Since Google does not directly offer Julia-based computing you, have to take care:

  • You need to work from the same notebook to get access to a Julia 1.3 kernel.
  • You might lose connection to the host and, after re-connecting, you might lose your Julia packages that were installed. To tackle this situation, re-run the first cell and proceed with the follow up instructions in the notebook.

Blank Notebook

To start a blank julia notebook on Google Colab click https://colab.research.google.com/github/schlichtanders/handson-julia-as-a-glue-language/blob/master/julia_blank.ipynb and follow the same instructions as above.

Why Julia?

Why was Julia created? Definitely read this now impressively old post by Julia founders by Jeff Bezanson, Stefan Karpinski, Viral B. Shah, and Alan Edelman https://julialang.org/blog/2012/02/why-we-created-julia/.

Here my favourite passage

We want the speed of C with the dynamism of Ruby. We want a language that's homoiconic, with true macros like Lisp, but with obvious, familiar mathematical notation like Matlab. We want something as usable for general programming as Python, as easy for statistics as R, as natural for string processing as Perl, as powerful for linear algebra as Matlab, as good at gluing programs together as the shell. Something that is dirt simple to learn, yet keeps the most serious hackers happy. We want it interactive and we want it compiled.

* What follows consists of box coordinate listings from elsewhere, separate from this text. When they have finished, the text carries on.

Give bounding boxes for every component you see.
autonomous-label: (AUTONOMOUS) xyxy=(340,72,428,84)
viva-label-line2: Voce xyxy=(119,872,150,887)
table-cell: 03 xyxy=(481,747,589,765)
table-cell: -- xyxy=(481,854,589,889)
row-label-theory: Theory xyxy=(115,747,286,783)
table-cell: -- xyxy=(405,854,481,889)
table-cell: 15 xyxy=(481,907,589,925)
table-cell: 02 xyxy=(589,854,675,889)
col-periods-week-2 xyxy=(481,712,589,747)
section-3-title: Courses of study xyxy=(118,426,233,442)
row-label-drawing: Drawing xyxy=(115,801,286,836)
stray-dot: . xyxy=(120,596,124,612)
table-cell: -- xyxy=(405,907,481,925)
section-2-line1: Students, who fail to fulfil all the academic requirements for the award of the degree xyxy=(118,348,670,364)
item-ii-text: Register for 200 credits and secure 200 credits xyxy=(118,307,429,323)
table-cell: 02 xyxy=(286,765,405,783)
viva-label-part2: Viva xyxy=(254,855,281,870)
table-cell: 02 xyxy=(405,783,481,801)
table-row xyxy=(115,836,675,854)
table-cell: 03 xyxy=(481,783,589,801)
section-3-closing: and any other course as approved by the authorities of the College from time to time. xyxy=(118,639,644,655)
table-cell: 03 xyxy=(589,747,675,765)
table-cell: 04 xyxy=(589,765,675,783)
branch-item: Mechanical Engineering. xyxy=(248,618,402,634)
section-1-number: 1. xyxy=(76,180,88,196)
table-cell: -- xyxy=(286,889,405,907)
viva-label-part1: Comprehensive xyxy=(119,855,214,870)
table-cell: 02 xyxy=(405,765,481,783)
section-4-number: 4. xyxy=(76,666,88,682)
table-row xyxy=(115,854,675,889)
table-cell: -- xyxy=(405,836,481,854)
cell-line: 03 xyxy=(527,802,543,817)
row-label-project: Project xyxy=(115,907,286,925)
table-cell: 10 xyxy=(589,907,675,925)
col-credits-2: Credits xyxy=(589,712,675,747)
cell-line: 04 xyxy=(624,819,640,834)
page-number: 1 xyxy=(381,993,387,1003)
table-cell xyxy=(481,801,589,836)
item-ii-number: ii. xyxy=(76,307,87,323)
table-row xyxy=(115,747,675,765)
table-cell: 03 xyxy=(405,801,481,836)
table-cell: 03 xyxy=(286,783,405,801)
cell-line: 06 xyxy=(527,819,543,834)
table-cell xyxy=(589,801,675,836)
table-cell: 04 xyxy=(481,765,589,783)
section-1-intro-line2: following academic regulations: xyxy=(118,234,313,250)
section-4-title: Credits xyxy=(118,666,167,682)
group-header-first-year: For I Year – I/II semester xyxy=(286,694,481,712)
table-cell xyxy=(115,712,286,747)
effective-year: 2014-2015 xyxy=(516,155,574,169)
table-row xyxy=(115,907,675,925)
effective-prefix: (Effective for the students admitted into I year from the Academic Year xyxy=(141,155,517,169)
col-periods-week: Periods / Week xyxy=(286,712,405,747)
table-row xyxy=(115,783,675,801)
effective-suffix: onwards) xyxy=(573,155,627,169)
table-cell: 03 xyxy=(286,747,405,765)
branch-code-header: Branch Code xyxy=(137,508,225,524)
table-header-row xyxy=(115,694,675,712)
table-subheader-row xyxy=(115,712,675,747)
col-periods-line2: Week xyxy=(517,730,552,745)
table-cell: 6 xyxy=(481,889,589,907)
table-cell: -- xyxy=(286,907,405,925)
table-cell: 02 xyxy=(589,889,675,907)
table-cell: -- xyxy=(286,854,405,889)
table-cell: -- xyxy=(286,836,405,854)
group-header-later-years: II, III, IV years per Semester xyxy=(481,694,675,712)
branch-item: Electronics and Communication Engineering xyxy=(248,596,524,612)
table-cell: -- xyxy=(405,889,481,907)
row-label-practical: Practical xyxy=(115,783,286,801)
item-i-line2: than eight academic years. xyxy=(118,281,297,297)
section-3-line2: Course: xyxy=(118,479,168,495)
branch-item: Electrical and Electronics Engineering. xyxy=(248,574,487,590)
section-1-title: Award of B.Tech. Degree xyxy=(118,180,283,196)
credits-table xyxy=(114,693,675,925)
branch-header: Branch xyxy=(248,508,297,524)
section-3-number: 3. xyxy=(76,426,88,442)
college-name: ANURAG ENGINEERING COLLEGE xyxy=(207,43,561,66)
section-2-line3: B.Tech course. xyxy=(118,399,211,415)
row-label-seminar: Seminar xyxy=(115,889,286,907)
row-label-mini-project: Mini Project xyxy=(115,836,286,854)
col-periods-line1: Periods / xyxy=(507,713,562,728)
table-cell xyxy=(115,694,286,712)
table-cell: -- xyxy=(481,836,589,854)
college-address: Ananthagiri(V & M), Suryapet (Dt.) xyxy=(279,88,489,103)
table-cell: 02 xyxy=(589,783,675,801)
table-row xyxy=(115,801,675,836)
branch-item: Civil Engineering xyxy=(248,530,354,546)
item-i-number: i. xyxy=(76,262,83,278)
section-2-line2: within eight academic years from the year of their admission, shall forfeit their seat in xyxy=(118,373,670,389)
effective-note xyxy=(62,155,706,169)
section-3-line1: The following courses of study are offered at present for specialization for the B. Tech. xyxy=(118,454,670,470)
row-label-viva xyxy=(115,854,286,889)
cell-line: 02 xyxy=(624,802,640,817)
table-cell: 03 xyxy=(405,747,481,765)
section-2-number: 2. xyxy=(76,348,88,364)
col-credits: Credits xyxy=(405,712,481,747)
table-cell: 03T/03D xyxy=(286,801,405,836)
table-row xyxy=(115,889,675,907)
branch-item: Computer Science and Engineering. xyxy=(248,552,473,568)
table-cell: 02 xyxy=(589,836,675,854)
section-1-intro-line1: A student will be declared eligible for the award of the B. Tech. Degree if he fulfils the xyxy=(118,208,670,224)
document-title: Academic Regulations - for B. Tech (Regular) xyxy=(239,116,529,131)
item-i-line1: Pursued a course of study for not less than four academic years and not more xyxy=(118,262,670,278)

Why this needs to be an extra language? Why cannot Python be made that fast for instance? Checkout the official compact answer to this in the julia manual F&Q https://docs.julialang.org/en/v1/manual/faq/#Why-don't-you-compile-Matlab/Python/R/%E2%80%A6-code-to-Julia?-1

Here my favourite passage

Julia's advantage is that good performance is not limited to a small subset of “built-in” types and operations, and one can write high-level type-generic code that works on arbitrary user-defined types while remaining fast and memory-efficient. Types in languages like Python simply don't provide enough information to the compiler for similar capabilities, so as soon as you used those languages as a Julia front-end you would be stuck.

License

This project is licensed under the MIT License.